La ONU teme graves consecuencias sociales y de seguridad por los precios de los alimentos

  • Unicef y el Programa Mundial de Alimentos están "extremadamente preocupados" porque debido a la subida de los precios necesitan más fondos para comprar comida para las 73 millones de personas a las que ayudan

Diferentes agencias de la ONU han advertido hoy de graves consecuencias por el aumento del precio mundial de los alimentos y han afirmado que están "extremadamente preocupadas" por este fenómeno, que ya ha causado disturbios en numerosos países en desarrollo.

La portavoz del Fondo de Naciones Unidas para la Infancia (Unicef), Veronique Taveau, asegura que la situación es "extremadamente preocupante" para este organismo. "Hay 3,5 millones de niños que cada año mueren por malnutrición. El aumento del precio del arroz, por ejemplo, hace que las familias deban reducir, a corto plazo, su presupuesto para comida", lo que podría agravar la situación de estos menores, advierte.

Para Unicef, la actual crisis alimentaria conlleva también "un riesgo muy grande de que en países pobres las familias saquen a los niños del colegio, porque necesitarán que vayan a trabajar.

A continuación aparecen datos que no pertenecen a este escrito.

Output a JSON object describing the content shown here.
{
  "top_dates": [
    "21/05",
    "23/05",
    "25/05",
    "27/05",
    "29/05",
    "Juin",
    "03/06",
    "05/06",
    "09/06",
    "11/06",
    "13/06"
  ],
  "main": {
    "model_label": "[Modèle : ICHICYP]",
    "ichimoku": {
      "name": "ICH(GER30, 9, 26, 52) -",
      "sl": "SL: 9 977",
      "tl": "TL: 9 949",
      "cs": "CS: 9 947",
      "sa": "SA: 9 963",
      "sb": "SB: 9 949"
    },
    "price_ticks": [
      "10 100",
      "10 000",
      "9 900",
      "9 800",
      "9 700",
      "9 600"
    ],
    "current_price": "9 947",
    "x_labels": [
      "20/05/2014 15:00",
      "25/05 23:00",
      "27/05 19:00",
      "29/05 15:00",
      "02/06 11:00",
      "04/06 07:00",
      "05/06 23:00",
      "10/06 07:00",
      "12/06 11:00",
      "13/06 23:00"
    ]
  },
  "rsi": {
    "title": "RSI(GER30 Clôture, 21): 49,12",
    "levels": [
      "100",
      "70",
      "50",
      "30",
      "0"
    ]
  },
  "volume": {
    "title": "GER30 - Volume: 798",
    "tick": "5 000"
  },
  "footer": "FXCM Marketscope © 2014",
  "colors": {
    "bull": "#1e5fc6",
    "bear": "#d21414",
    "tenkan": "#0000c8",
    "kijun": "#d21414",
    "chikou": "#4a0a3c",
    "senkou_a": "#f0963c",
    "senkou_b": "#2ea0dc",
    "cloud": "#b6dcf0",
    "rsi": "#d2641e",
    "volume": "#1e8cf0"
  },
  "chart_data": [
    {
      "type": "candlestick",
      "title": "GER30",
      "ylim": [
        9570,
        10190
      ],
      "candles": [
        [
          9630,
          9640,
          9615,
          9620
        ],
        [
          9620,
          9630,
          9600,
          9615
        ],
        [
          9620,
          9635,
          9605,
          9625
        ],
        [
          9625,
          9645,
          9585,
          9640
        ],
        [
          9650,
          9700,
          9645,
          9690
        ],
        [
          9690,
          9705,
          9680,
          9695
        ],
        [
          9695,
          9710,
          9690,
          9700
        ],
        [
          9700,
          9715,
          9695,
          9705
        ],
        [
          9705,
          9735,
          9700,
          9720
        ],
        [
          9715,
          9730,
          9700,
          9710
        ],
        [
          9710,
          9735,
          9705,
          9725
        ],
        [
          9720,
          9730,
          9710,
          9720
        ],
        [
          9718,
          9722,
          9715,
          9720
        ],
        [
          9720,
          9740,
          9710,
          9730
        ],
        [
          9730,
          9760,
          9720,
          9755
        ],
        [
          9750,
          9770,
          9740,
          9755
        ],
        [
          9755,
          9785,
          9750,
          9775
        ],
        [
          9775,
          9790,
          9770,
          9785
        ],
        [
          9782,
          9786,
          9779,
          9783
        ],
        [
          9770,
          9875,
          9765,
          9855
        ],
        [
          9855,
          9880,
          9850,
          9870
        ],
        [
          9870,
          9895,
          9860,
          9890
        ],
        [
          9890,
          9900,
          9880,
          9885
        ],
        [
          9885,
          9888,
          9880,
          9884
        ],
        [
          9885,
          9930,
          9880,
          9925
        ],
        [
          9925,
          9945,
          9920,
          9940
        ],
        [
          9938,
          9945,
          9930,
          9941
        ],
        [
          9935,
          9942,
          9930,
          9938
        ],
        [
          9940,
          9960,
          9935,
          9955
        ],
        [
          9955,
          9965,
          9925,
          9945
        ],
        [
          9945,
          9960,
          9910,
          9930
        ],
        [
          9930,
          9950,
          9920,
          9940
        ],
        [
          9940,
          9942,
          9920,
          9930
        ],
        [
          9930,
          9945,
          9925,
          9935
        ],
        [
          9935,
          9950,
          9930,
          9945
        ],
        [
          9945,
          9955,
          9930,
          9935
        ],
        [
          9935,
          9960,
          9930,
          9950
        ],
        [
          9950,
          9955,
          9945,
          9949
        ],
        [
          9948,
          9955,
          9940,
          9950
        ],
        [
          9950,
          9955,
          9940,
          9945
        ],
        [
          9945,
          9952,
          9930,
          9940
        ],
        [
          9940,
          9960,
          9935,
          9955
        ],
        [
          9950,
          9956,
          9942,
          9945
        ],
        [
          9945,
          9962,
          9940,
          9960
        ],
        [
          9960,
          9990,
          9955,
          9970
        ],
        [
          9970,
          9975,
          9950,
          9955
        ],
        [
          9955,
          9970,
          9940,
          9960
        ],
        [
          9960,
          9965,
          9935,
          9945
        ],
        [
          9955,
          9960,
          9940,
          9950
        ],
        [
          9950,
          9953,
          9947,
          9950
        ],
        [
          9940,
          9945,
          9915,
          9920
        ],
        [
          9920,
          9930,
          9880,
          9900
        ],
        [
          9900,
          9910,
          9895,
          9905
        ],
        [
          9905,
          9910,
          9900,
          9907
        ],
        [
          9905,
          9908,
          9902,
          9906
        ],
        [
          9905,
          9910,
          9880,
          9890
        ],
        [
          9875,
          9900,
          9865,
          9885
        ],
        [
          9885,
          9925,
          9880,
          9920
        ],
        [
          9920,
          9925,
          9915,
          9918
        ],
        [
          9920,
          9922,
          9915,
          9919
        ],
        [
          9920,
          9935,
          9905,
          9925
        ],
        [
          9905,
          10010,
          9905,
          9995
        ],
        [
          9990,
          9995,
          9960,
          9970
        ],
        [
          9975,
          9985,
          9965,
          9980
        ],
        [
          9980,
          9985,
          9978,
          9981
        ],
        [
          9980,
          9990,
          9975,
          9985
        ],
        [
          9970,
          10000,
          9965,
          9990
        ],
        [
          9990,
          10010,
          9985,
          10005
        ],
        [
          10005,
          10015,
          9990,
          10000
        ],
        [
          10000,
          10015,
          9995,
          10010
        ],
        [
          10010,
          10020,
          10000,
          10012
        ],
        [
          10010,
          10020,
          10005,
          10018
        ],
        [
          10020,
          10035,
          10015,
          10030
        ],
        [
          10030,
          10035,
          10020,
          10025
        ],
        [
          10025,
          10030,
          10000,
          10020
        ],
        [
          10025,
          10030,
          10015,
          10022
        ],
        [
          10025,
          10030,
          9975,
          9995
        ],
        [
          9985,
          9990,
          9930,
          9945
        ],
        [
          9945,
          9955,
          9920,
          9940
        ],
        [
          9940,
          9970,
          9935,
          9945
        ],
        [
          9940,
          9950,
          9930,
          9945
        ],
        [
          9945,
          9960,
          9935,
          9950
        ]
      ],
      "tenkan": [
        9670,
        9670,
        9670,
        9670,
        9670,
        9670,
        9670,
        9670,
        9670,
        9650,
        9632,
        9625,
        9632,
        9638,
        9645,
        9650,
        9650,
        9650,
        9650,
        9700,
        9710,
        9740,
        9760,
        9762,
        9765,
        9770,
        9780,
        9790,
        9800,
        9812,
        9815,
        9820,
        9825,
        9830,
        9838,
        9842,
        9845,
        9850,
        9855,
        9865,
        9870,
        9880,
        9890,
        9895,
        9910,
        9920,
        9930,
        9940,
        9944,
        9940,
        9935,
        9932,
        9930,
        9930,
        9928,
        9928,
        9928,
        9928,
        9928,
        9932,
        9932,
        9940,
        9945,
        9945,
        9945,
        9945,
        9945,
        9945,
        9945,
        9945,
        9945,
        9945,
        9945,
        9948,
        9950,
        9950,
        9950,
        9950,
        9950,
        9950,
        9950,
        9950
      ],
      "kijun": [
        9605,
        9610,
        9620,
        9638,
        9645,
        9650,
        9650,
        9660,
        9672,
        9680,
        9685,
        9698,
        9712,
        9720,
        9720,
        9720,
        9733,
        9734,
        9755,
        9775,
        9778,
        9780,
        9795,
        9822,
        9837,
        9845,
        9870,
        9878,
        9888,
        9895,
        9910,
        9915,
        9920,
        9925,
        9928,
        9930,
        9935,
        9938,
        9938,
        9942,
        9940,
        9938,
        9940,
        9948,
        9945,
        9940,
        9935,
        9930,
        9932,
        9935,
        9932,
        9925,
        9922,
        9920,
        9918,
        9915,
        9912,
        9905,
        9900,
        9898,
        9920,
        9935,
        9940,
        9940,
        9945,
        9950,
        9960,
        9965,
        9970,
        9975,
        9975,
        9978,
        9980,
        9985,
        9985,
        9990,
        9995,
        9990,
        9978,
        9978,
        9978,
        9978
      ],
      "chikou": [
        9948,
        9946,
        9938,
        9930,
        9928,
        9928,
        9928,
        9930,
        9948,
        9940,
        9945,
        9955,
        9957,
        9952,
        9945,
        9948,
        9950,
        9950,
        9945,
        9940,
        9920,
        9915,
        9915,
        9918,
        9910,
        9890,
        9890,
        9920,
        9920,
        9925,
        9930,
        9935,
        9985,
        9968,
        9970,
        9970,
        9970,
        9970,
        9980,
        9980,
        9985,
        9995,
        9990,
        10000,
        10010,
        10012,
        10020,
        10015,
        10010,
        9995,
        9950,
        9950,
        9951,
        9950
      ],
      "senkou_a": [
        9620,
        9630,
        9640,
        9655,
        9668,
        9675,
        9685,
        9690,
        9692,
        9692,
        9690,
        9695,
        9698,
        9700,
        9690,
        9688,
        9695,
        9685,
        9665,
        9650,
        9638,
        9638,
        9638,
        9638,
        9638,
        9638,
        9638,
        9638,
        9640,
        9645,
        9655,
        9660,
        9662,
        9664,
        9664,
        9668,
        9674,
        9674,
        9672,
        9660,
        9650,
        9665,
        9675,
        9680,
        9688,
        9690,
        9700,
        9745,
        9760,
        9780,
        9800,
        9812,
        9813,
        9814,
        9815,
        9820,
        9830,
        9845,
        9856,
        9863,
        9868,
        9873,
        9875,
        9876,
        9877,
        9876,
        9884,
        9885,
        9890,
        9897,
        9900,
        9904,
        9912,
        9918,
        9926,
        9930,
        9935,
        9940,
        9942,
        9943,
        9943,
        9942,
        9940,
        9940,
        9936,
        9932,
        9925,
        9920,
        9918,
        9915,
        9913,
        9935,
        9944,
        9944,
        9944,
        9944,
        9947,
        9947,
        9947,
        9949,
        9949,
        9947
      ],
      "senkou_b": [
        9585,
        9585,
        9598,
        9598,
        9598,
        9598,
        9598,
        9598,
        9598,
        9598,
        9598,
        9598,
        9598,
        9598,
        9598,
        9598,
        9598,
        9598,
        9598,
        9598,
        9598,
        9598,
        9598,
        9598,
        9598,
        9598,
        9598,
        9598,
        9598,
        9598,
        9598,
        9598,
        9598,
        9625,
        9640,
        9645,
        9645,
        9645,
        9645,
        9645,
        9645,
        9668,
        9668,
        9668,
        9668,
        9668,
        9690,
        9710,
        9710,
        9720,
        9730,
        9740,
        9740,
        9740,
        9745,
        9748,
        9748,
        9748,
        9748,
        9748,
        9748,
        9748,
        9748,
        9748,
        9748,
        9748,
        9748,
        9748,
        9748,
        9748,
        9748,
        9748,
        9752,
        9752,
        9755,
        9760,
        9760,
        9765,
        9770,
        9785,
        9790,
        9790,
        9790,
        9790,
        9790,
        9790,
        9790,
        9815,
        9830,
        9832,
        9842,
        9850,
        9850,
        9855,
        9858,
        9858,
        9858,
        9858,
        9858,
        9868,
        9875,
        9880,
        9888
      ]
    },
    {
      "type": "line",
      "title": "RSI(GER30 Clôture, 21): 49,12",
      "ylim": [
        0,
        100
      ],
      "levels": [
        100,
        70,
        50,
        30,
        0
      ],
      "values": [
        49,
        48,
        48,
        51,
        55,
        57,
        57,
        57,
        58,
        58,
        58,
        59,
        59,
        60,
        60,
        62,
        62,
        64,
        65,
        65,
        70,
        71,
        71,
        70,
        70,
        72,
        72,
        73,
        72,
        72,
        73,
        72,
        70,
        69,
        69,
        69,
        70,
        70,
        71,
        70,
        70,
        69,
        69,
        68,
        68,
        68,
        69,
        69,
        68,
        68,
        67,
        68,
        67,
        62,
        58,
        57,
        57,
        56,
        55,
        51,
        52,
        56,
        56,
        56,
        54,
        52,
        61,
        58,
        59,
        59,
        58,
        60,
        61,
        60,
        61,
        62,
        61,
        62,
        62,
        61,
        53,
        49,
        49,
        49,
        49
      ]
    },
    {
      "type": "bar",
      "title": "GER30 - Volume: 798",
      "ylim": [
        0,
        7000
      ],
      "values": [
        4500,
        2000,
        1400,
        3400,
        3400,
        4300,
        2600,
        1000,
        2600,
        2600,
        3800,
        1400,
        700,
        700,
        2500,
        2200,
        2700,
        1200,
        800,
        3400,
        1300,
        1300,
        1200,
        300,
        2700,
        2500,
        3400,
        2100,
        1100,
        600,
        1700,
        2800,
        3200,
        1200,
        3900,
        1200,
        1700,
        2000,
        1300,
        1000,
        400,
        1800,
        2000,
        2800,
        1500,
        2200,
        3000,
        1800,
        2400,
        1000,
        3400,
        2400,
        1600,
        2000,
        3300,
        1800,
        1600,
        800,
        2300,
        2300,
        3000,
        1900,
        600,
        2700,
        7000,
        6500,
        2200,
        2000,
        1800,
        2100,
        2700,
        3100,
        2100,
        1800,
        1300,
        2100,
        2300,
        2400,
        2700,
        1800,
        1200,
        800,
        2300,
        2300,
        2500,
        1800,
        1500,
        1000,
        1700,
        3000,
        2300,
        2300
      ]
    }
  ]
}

Esta sería una situación crítica", agrega Teaveau, en conferencia de prensa. "He oído, acerca de esta crisis, la expresión bomba de efectos retardados, y creo que es exactamente eso", subraya.

La situación también empieza a adquirir tintes dramáticos para el Programa Mundial de Alimentos de la ONU (PAM), que ha visto en los últimos meses cómo necesita muchos más fondos para poder asistir al mismo número de personas. "Del dinero que recibimos el año pasado, con el 80 por ciento compramos alimentos localmente, en los países donde se iba a distribuir. Esta es parte de nuestra estrategia para reducir el impacto del alza de los precios de alimentos y combustible, comprar localmente porque es más barato y cuesta menos el transporte", asegura la portavoz del PAM, Christiane Berthiaume.

Pero también advierte que "debemos tener cuidado cuando hacemos esto. El PAM compra enormes cantidades de alimentos y debemos ayudar a la economía de ese país, no provocar un impacto negativo en el precio, por ello hay que encontrar un equilibrio muy delicado".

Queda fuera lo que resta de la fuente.